Use the appropriate ISO-8859 Character set [V.76] for your 8-bit version.

About the formatting of a text file:

This section of the FAQ goes into great detail about all kinds of formatting questions. However, looked at from a higher level, the only real issue is that we want to render texts clearly, with formatting that reflects the original, so that readers of the plain text format can read them easily, and people converting them to other formats can do so reliably. When you come across a case that is not covered by the detailed guidelines below, keep this ultimate aim in mind, and make the best decision you can. Don't get hung up for hours or days over a question of formatting—if you want advice, look at how other people have handled the same situation in previous texts, or ask other volunteers for their ideas.

V.83. How long should I make my lines of text?

For normal prose, such as you find in a novel, your lines should mostly be 60 to 70 characters long, not shorter than 55, not longer than 75 except where it can't be helped. Never, ever longer than 80, except where you're trying to render a non-text structure, like a family tree.

For poetry, make the text look as much like the book as possible. This also applies to some plays where the lines are clearly intended to be broken at specific points, whether blank verse or not.

V.84. Why should I break lines at all? Why not make the text as one line per paragraph, and let the reader wrap it?

We could either use 70-character lines and let readers unwrap them if they want to, or use infinite-length lines and let readers wrap them if they want to. We choose to wrap the lines so that they are readable on even the simplest of text editors and viewers.

V.85. Why use a CR/LF at end of line?

CR/LF can lead to double-spacing, notably on Mac and Unix, but at least there is a CR in there for Mac users, and there is an LF for *nix users.

If you don't know or care what this is about, please skip blithely on.

There are three differing standards for how to represent the end of a line of text. In brief, Apple Macs use the CR character. Unix and its variants use the LF character. Microsoft systems, from MS-DOS through Windows, use both together.

If you want the history behind these:

CR stands for Carriage Return, and comes from the old typewriter / teletype idea of a command to move the print head from the right of the page back to the left when it reaches the end;

LF stands for Line Feed, and comes from the old typewriter / teletype idea of a command to move the print head down a line;

CR/LF together indicate moving down a line and back to the left of the page.

The history is not relevant to today's computers in principle, but in practice they all use one of these legacy conventions, and there's nothing we can do about it but pick one.

V.86. One space or two at the end of a sentence?

Whichever you prefer, but if using two spaces, please use them only at the end of a sentence, not after abbreviations like "Dr." and "per cent.", and not after non-sentence-ending punctuation like the question-mark in the sentence: "Must you go? when the night is yet so black!"

Many people have strong views on either side of the "one space or two?" question, and we're not about to try and argue with them. Use whichever is most natural for you.

However, if using two, you take responsibility for deciding where the sentence ends.

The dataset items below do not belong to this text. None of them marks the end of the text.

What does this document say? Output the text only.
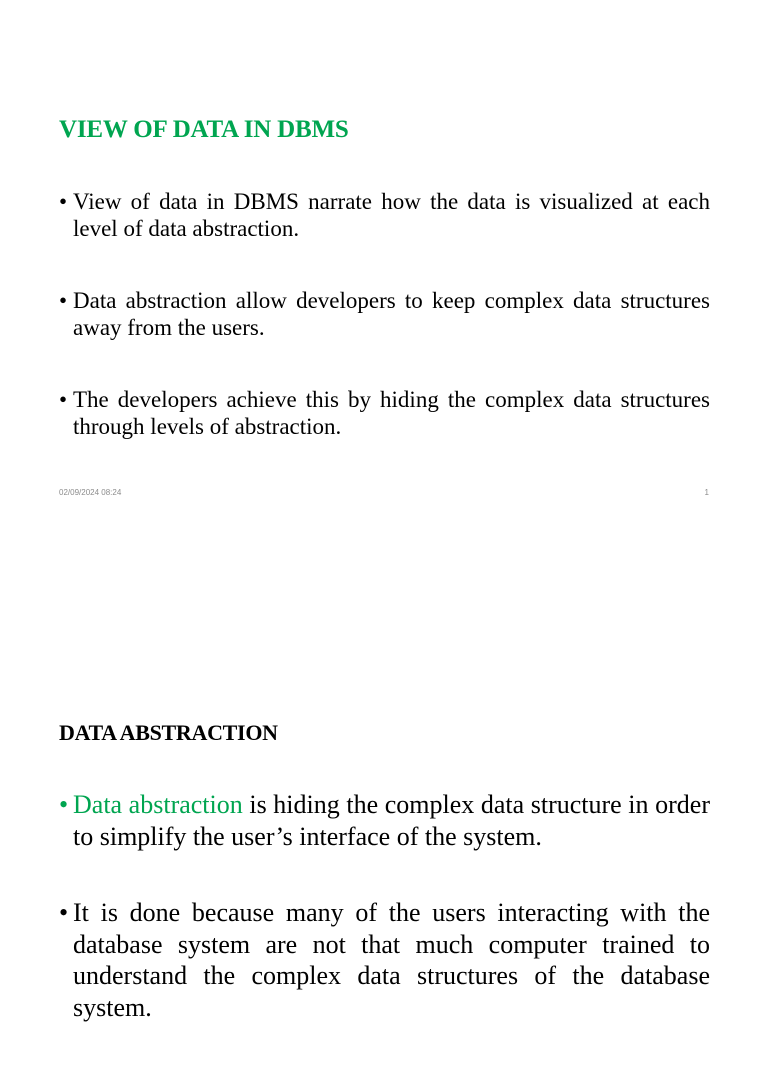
VIEW OF DATA IN DBMS
• View of data in DBMS narrate how the data is visualized at each level of data abstraction.
• Data abstraction allow developers to keep complex data structures away from the users.
• The developers achieve this by hiding the complex data structures through levels of abstraction.
02/09/2024 08:24	1
DATA ABSTRACTION
• Data abstraction is hiding the complex data structure in order to simplify the user’s interface of the system.
• It is done because many of the users interacting with the database system are not that much computer trained to understand the complex data structures of the database system.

You can't just place two spaces after every period, question-mark and exclamation mark, since periods are also used for abbreviations end ellipses, and question-marks and exclamation-marks don't always end sentences.

V.87. How do I indicate paragraphs?

Just leave a blank line before each paragraph.

V.88. Should I indent the start of every paragraph?

No.

Printers do this when publishing paper books because they do not leave blank lines in the text, but there is no need for indenting in our eBooks.

V.89. Are there any places where I should indent text?

Yes. You should always make poetry look like the original, and that may mean indenting some lines, for example:

  I was a child and she was a child,
      In a kingdom by the sea;
  But we loved with a love that was more than love—
      I and my Annabel Lee;

Even when poetry doesn't have indented lines, it is a good idea to indent quotations embedded in prose. Remember, others will be converting your text later—to HTML, to PDA reader formats, to formats that don't even exist yet—and much of this conversion will be done automatically, by computer programs. It is very hard for a program to know when it can and can't re-wrap lines to fit a screen size unless it has a clear signal that this line should not be wrapped. This is one of the biggest problems with auto-converting PG texts.

Just about all formatting programs "know" that lines that are indented shouldn't be wrapped, so by indenting lines just a space or two, you can prevent

  I think that I shall never see
  A poem lovely as a tree.

from turning into

I think that I shall never see A poem lovely as a tree.

in some future reader's eBook.

You don't really need to do this in texts where the whole book is poetry or blank verse, since these will probably be recognized as whole books that shouldn't be rewrapped, but when there are a few lines of quotation amid an acre of straight prose, a few spaces will be a life-saver. Even in the original plain text version, the extra spaces serve to set the quotation off from the main text.

You shouldn't get carried away and indent things 20 spaces for this reason, though. Anything up to four spaces is reasonable; more is excessive. If you're indenting many short verses in this way, keep your number of spaces for indentation consistent throughout the book.

There are some other times when you may judge it best to indent, where text is indented in the paper book, like newspaper headlines or pictures of handwritten notes.

V.90. Can I use tabs (the TAB key) to indent?

No.

The problem with tab characters is that they act differently in different applications. Typically a tab will move the text to the next tab stop, which might be four spaces on your PC, but 20, or none, on someone else's. The effects are unpredictable.

V.91. How should I treat dashes (hyphens) between words?

In typography, there are four standard types of dashes: the hyphen, the en-dash, the em-dash, and the three-em-dash.

Originally, printers called these the "em-dash" because it was the same width as the capital letter M in whichever font they were using, the "en-dash" because it was the same width as the capital letter N, and the "three-em-dash" because it was as long as three capital Ms.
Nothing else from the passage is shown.